A economia global acertou o passo da recuperação, apontou ontem o Fundo Monetário Internacional em seu "Perspectivas da Economia Mundial". Vários dos fatores que provocaram uma retomada lenta e incerta nos países avançados estão saindo de cena, como a demanda fraca, pressões deflacionárias e políticas fiscais restritivas. A reação dos preços das commodities, para a qual o estímulo ao crédito na China teve força determinante, permitiu melhoria substancial no desempenho dos países emergentes. O FMI ainda vê que o balanço de risco pende para o lado negativo, mas a trajetória atual é a mais promissora desde a crise de 2008. "A primavera está no ar da economia global", disse há poucos dias a diretora-gerente do Fundo, Christine Lagarde.
A economia mundial deve crescer 3,5% no ano e 3,6% em 2018. O comércio global, após avançar em 2016 ao menor ritmo desde 2009 (2,2%), se expandirá a taxa alinhada à do PIB mundial.
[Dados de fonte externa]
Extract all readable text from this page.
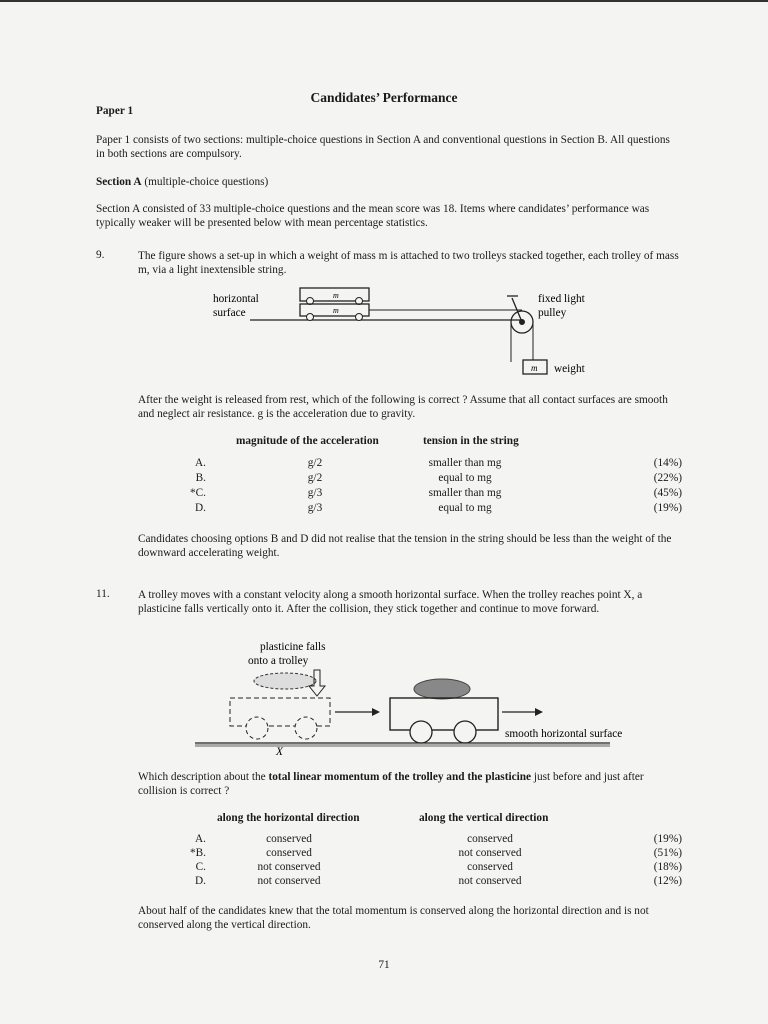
Candidates’ Performance

Paper 1

Paper 1 consists of two sections: multiple-choice questions in Section A and conventional questions in Section B. All questions in both sections are compulsory.

Section A (multiple-choice questions)

Section A consisted of 33 multiple-choice questions and the mean score was 18. Items where candidates’ performance was typically weaker will be presented below with mean percentage statistics.

9.	The figure shows a set-up in which a weight of mass m is attached to two trolleys stacked together, each trolley of mass m, via a light inextensible string.

horizontal
surface
m
m
fixed light
pulley
m weight

After the weight is released from rest, which of the following is correct ? Assume that all contact surfaces are smooth and neglect air resistance. g is the acceleration due to gravity.

magnitude of the acceleration	tension in the string
A.	g/2	smaller than mg	(14%)
B.	g/2	equal to mg	(22%)
*C.	g/3	smaller than mg	(45%)
D.	g/3	equal to mg	(19%)

Candidates choosing options B and D did not realise that the tension in the string should be less than the weight of the downward accelerating weight.

11.	A trolley moves with a constant velocity along a smooth horizontal surface. When the trolley reaches point X, a plasticine falls vertically onto it. After the collision, they stick together and continue to move forward.

plasticine falls
onto a trolley
smooth horizontal surface
X

Which description about the total linear momentum of the trolley and the plasticine just before and just after collision is correct ?

along the horizontal direction	along the vertical direction
A.	conserved	conserved	(19%)
*B.	conserved	not conserved	(51%)
C.	not conserved	conserved	(18%)
D.	not conserved	not conserved	(12%)

About half of the candidates knew that the total momentum is conserved along the horizontal direction and is not conserved along the vertical direction.

71
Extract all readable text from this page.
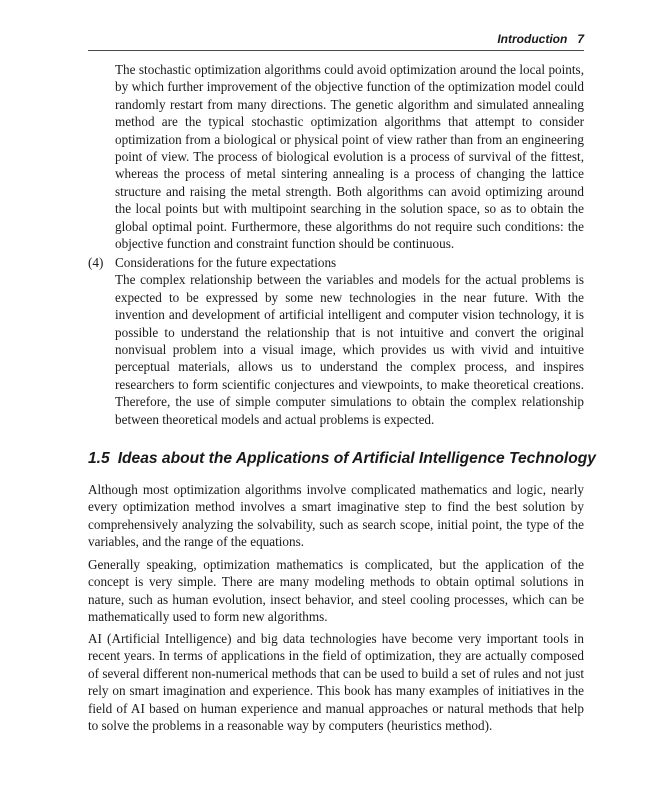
Introduction 7

The stochastic optimization algorithms could avoid optimization around the local points, by which further improvement of the objective function of the optimization model could randomly restart from many directions. The genetic algorithm and simulated annealing method are the typical stochastic optimization algorithms that attempt to consider optimization from a biological or physical point of view rather than from an engineering point of view. The process of biological evolution is a process of survival of the fittest, whereas the process of metal sintering annealing is a process of changing the lattice structure and raising the metal strength. Both algorithms can avoid optimizing around the local points but with multipoint searching in the solution space, so as to obtain the global optimal point. Furthermore, these algorithms do not require such conditions: the objective function and constraint function should be continuous.

(4) Considerations for the future expectations
The complex relationship between the variables and models for the actual problems is expected to be expressed by some new technologies in the near future. With the invention and development of artificial intelligent and computer vision technology, it is possible to understand the relationship that is not intuitive and convert the original nonvisual problem into a visual image, which provides us with vivid and intuitive perceptual materials, allows us to understand the complex process, and inspires researchers to form scientific conjectures and viewpoints, to make theoretical creations. Therefore, the use of simple computer simulations to obtain the complex relationship between theoretical models and actual problems is expected.
1.5 Ideas about the Applications of Artificial Intelligence Technology

Although most optimization algorithms involve complicated mathematics and logic, nearly every optimization method involves a smart imaginative step to find the best solution by comprehensively analyzing the solvability, such as search scope, initial point, the type of the variables, and the range of the equations.

Generally speaking, optimization mathematics is complicated, but the application of the concept is very simple. There are many modeling methods to obtain optimal solutions in nature, such as human evolution, insect behavior, and steel cooling processes, which can be mathematically used to form new algorithms.

AI (Artificial Intelligence) and big data technologies have become very important tools in recent years. In terms of applications in the field of optimization, they are actually composed of several different non-numerical methods that can be used to build a set of rules and not just rely on smart imagination and experience. This book has many examples of initiatives in the field of AI based on human experience and manual approaches or natural methods that help to solve the problems in a reasonable way by computers (heuristics method).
A projeção é de crescimento de 3,8% e 3,9% no biênio. A dinâmica para os próximos anos não mudou. Os países emergentes ditarão dois terços do crescimento, embora sua recuperação, estimulada pelas commodities, esteja sendo mais fraca do que previsto, ao contrário dos países desenvolvidos. A economia americana está em boa forma e a europeia deve crescer modestamente acima de seu potencial em 2017 e 2018. Mas, regra geral, a taxa de crescimento médio de todos esses países será inferior ao de antes da crise de 2008.
Os países emergentes terão média de expansão de 4,5% em 2017 e 4,8% em 2018, mas a América Latina ficará muito abaixo disso (1,1% e 2%) devido à péssima performance do Brasil e modesta expansão mexicana. O FMI reduziu de 0,5% para 0,2% o crescimento do Brasil neste ano e cravou 1,7% para o ano que vem. A projeção para a expansão no último trimestre de 2017 em relação ao de 2016 não destoa muito, porém, da feita pelas autoridades brasileiras - 2%.
No geral, há até otimismo com o país, cuja recuperação, segundo o FMI, será apoiada por fatores que ainda não estão assegurados, como a "redução da incerteza política" e o "progresso adicional da agenda de reformas", além do já consolidado "relaxamento da política monetária". Mas o FMI recomenda que se tomem medidas para "redução antecipada" do déficit público. Em outros documentos, o Fundo sugeriu corte mais forte de gastos e, quando a economia der sinais plenos de recuperação, aumento de impostos.
Os riscos de médio prazo para a recuperação global são a baixa produtividade e os efeitos causados pela desigualdade de renda. No curto prazo, porém, as maiores ameaças vêm do imprevisível Donald Trump. Sua política protecionista ameaça reverter os benefícios da globalização e a ainda indefinida "border tax" com a qual se pretende trazer a produção de volta para os EUA pode provocar retaliações dos parceiros e infringir as regras da Organização Mundial do Comércio.
A agenda de Trump para a política fiscal vai elevar em dois pontos percentuais do PIB o déficit público americano e pode exigir uma resposta perturbadora de elevação mais rápidas dos juros pelo Fed e apreciação do dólar. O FMI ressalva que se a mexida no sistema de impostos for acompanhada de aumento da oferta agregada, seus efeitos benéficos poderão suplantar os inconvenientes do aumento do déficit fiscal.
No rol das ameaças está também a desregulamentação financeira. De novo, embora não mencionado, Trump é o personagem central. Desmanchar todo o trabalho feito para dar estabilidade financeira, como ele pretende fazer, levará outros países a seguirem o mesmo caminho, aumentando a vulnerabilidade do sistema e elevando os custos de debelar uma próxima crise.
Há o risco de que, se a taxa de juros nos Estados Unidos tiver de subir mais rapidamente, feridas mal curadas nas economias emergentes voltem a se manifestar. Da mesma forma, a China, ao não se desfazer de sua dependência de estímulos ao crédito, está abrindo terreno para ter de realizar um ajuste traumático mais à frente. A zona do euro ainda não completou a tarefa de limpar seu sistema financeiro e precisará conviver com taxas de juros muito baixas até 2018. Alguns dos países do bloco podem ter recaída em dificuldades bancárias ou de baixa demanda. Por último, mas não menos importante, estão as tensões geopolíticas, como migrações em massa por guerras civis no Oriente Médio e o terrorismo.